Eine große Rolle spielen auch die Themen Kneipp und Salutogenese. Hinter dem Gebäude entsteht eine große Anlage mit Barfußpfad, Kräuterbeet und allem, was dazu gehört. Die zukünftige Mitarbeiterin der Kita, Agata Nowinski, stellte das Konzept vor. Die künftige Leiterin der Einrichtung, Anne Strohm, erklärte, was es mit dem Begriff Salutogenese auf sich hat, nämlich die Entstehung und Erhaltung von Gesundheit. Welche Faktoren spielen dabei eine Rolle? Neben der Ernährung, Bewegung, eigener Achtsamkeit und dem Gefühl von Sicherheit zählt natürlich auch ein sinnvolles Raumkonzept.

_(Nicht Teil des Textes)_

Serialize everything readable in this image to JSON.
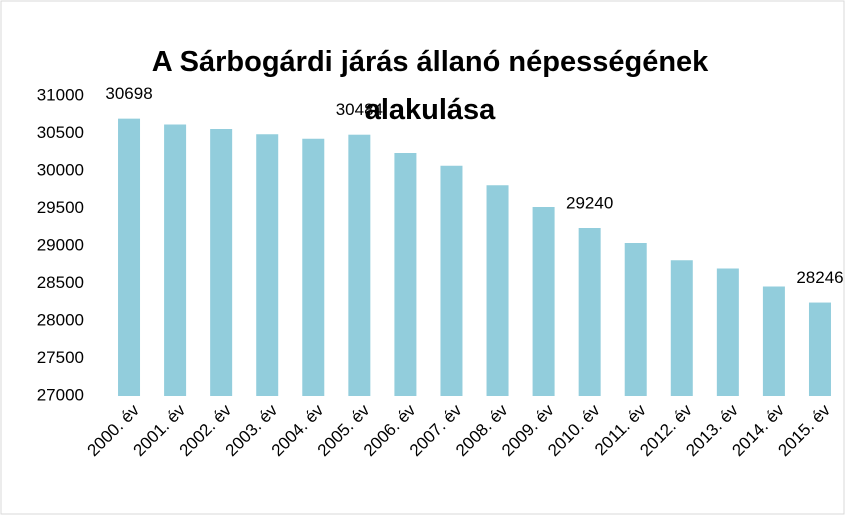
{
  "chart_data": {
    "type": "bar",
    "title": "A Sárbogárdi járás állanó népességének alakulása",
    "categories": [
      "2000. év",
      "2001. év",
      "2002. év",
      "2003. év",
      "2004. év",
      "2005. év",
      "2006. év",
      "2007. év",
      "2008. év",
      "2009. év",
      "2010. év",
      "2011. év",
      "2012. év",
      "2013. év",
      "2014. év",
      "2015. év"
    ],
    "values": [
      30698,
      30620,
      30560,
      30490,
      30430,
      30484,
      30240,
      30070,
      29810,
      29520,
      29240,
      29040,
      28810,
      28700,
      28460,
      28246
    ],
    "value_labels": [
      "30698",
      null,
      null,
      null,
      null,
      "30484",
      null,
      null,
      null,
      null,
      "29240",
      null,
      null,
      null,
      null,
      "28246"
    ],
    "color": "#92cddc",
    "ylim": [
      27000,
      31000
    ],
    "yticks": [
      27000,
      27500,
      28000,
      28500,
      29000,
      29500,
      30000,
      30500,
      31000
    ],
    "grid": false
  }
}
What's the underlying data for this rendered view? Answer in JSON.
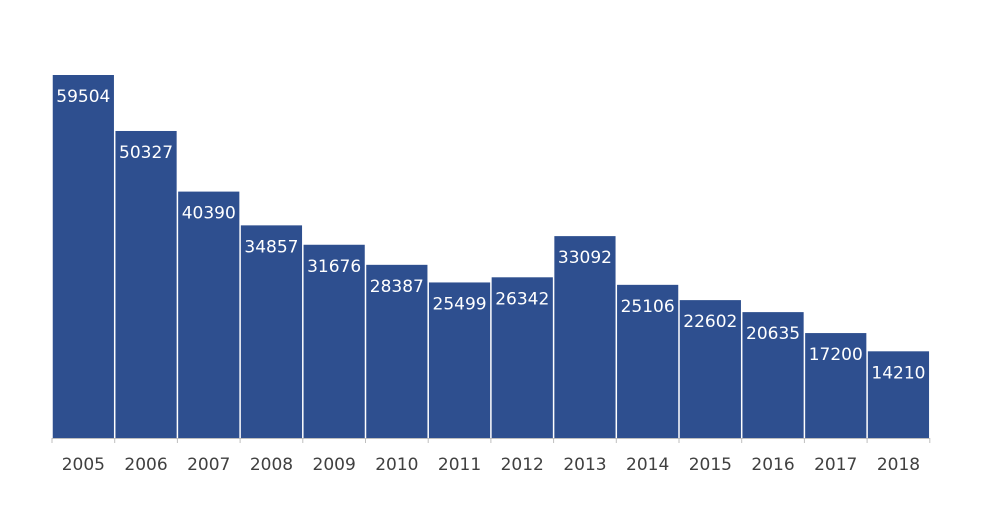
{
  "chart_data": {
    "type": "bar",
    "categories": [
      "2005",
      "2006",
      "2007",
      "2008",
      "2009",
      "2010",
      "2011",
      "2012",
      "2013",
      "2014",
      "2015",
      "2016",
      "2017",
      "2018"
    ],
    "values": [
      59504,
      50327,
      40390,
      34857,
      31676,
      28387,
      25499,
      26342,
      33092,
      25106,
      22602,
      20635,
      17200,
      14210
    ],
    "data_labels": [
      "59504",
      "50327",
      "40390",
      "34857",
      "31676",
      "28387",
      "25499",
      "26342",
      "33092",
      "25106",
      "22602",
      "20635",
      "17200",
      "14210"
    ],
    "title": "",
    "xlabel": "",
    "ylabel": "",
    "ylim": [
      0,
      59504
    ],
    "grid": false,
    "legend": "none",
    "data_labels_position": "inside-top",
    "bar_color": "#2e4f8f",
    "axis_color": "#bfbfbf",
    "tick_label_color": "#404040",
    "data_label_color": "#ffffff"
  }
}
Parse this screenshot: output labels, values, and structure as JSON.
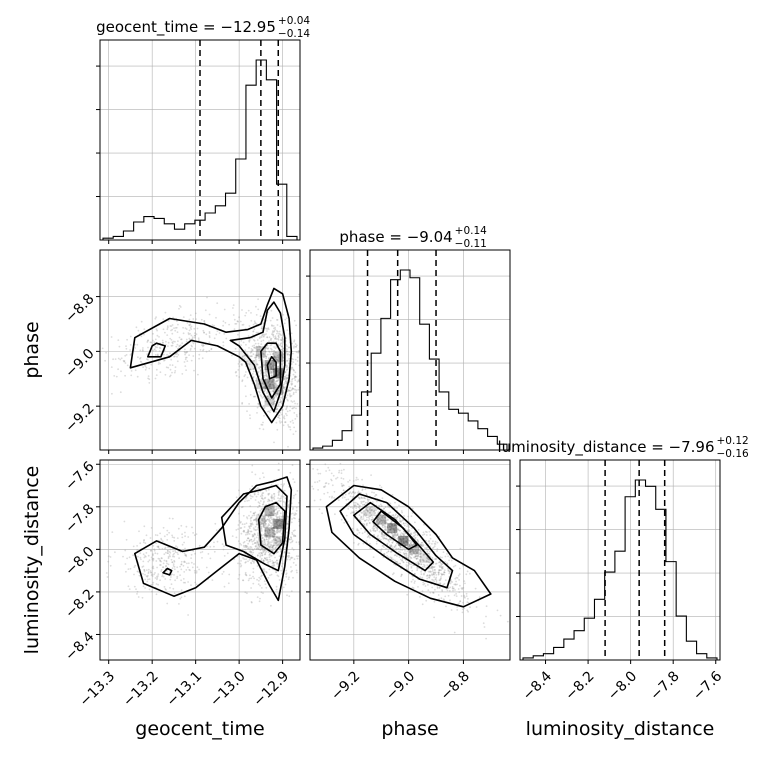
{
  "chart_data": {
    "type": "corner",
    "parameters": [
      {
        "name": "geocent_time",
        "label": "geocent_time",
        "title_main": "geocent_time = −12.95",
        "title_plus": "+0.04",
        "title_minus": "−0.14",
        "median": -12.95,
        "q16": -13.09,
        "q84": -12.91,
        "range": [
          -13.32,
          -12.86
        ],
        "ticks": [
          -13.3,
          -13.2,
          -13.1,
          -13.0,
          -12.9
        ],
        "tick_labels": [
          "−13.3",
          "−13.2",
          "−13.1",
          "−13.0",
          "−12.9"
        ],
        "hist_bins": [
          1,
          2,
          5,
          10,
          13,
          12,
          9,
          6,
          9,
          11,
          15,
          19,
          26,
          45,
          86,
          100,
          89,
          31,
          2
        ]
      },
      {
        "name": "phase",
        "label": "phase",
        "title_main": "phase = −9.04",
        "title_plus": "+0.14",
        "title_minus": "−0.11",
        "median": -9.04,
        "q16": -9.15,
        "q84": -8.9,
        "range": [
          -9.36,
          -8.63
        ],
        "ticks": [
          -9.2,
          -9.0,
          -8.8
        ],
        "tick_labels": [
          "−9.2",
          "−9.0",
          "−8.8"
        ],
        "hist_bins": [
          1,
          2,
          5,
          10,
          18,
          30,
          50,
          68,
          88,
          93,
          89,
          65,
          47,
          30,
          21,
          19,
          15,
          11,
          7,
          3
        ]
      },
      {
        "name": "luminosity_distance",
        "label": "luminosity_distance",
        "title_main": "luminosity_distance = −7.96",
        "title_plus": "+0.12",
        "title_minus": "−0.16",
        "median": -7.96,
        "q16": -8.12,
        "q84": -7.84,
        "range": [
          -8.52,
          -7.58
        ],
        "ticks": [
          -8.4,
          -8.2,
          -8.0,
          -7.8,
          -7.6
        ],
        "tick_labels": [
          "−8.4",
          "−8.2",
          "−8.0",
          "−7.8",
          "−7.6"
        ],
        "hist_bins": [
          1,
          2,
          3,
          6,
          10,
          14,
          20,
          29,
          42,
          52,
          78,
          86,
          83,
          72,
          47,
          21,
          9,
          3,
          1
        ]
      }
    ],
    "pairs": [
      {
        "x": 0,
        "y": 1,
        "samples_main": {
          "mean": [
            -12.92,
            -9.07
          ],
          "sd": [
            0.035,
            0.1
          ],
          "corr": -0.3,
          "weight": 0.75
        },
        "samples_tail": {
          "mean": [
            -13.15,
            -8.97
          ],
          "sd": [
            0.07,
            0.06
          ],
          "corr": 0.5,
          "weight": 0.25
        }
      },
      {
        "x": 0,
        "y": 2,
        "samples_main": {
          "mean": [
            -12.93,
            -7.92
          ],
          "sd": [
            0.035,
            0.12
          ],
          "corr": 0.1,
          "weight": 0.75
        },
        "samples_tail": {
          "mean": [
            -13.17,
            -8.06
          ],
          "sd": [
            0.06,
            0.08
          ],
          "corr": 0.0,
          "weight": 0.25
        }
      },
      {
        "x": 1,
        "y": 2,
        "samples_main": {
          "mean": [
            -9.03,
            -7.96
          ],
          "sd": [
            0.12,
            0.14
          ],
          "corr": -0.88,
          "weight": 1.0
        },
        "samples_tail": {
          "mean": [
            -9.03,
            -7.96
          ],
          "sd": [
            0.12,
            0.14
          ],
          "corr": -0.88,
          "weight": 0.0
        }
      }
    ],
    "grid": true
  }
}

Architekt Roland Damm stellte in einer Präsentation die Räume und seine Ideen dahinter vor. Die Kita ist barrierefrei, die Zuwegung erfolgt von der verkehrsberuhigten Von-Behring-Straße. Im Innenhof wird ein Spielplatz angelegt, es wird einen großen Therapieraum geben und im hinteren Teil den Erholungsbereich mit Kneipp-Anlage. Auch stellte Damm ein weiteres Kunstprojekt vor, das entstehen soll: das Bleistift-Mikado. Ein Künstler aus Köln hat dieses erfunden und bereits an mehreren Orten in ganz Deutschland verwirklicht. Die überdimensionalen Bleistifte eignen sich prima zum Klettern, Sitzen und Spielen.
Eröffnen soll die neue Kita Anfang 2019, „es sind auch noch Plätze frei“, teilte Heike Morbach, Kinderschutzbeauftragte der AWO, bei dieser Gelegenheit mit. Der AWO-Landesvorsitzende Marcel Dubois zählte ebenfalls die Faktoren auf, die bei der Verwirklichung dieses Projekts eine große Rolle spielen werden: die Mitarbeiterinnen und Mitarbeiter, die diese besondere Kita mit Leben füllen, und zum großen Teil auch die Eltern, mit denen ein wichtiger Austausch stattfinden wird. „Gerade bei den kranken Kindern sind wir auf das Wissen angewiesen, um sie optimal betreuen zu können“, meinte Heike Morbach. In Vollzeit werden auch zwei Kinderkrankenschwestern eingestellt, regelmäßige Fortbildungen der Mitarbeiter sind Voraussetzung.
Familienfreundlich werden auch die Öffnungszeiten sein, die vier Gruppen sind von 7 bis 17 Uhr geöffnet und bieten auch Randöffnungszeiten ab 6.30 Uhr und bis 19 Uhr an. „Dies findet in enger Zusammenarbeit mit der Kita in der Birkensiedlung statt“, so Morbach.
Der Kooperationsvertrag für dieses gemeinsame Projekt wurde 2012 unterschrieben. „Hier wurden sich viele Gedanken gemacht, es ist kein ‚null­acht­fünf­zehn‘-Kindergarten“, zeigte sich Landrat Dr. Theophil Gallo begeistert von den Eindrücken vor Ort. Oberbürgermeister Rüdiger Schneidewind sprach sogar von einem „Vorzeigeprojekt“, das hier mit etwa drei Millionen Investitionssumme entstehen wird. Er lobte in dem Zusammenhang auch die Verbundenheit zwischen Kreis, Stadt, Universitätsklinikum und AWO. „Ich hoffe, dass der Rest der Bauphase unfallfrei verläuft, sodass wir bald Leben und Gewusel in der neuen Einrichtung haben werden“, meinte Schneidewind.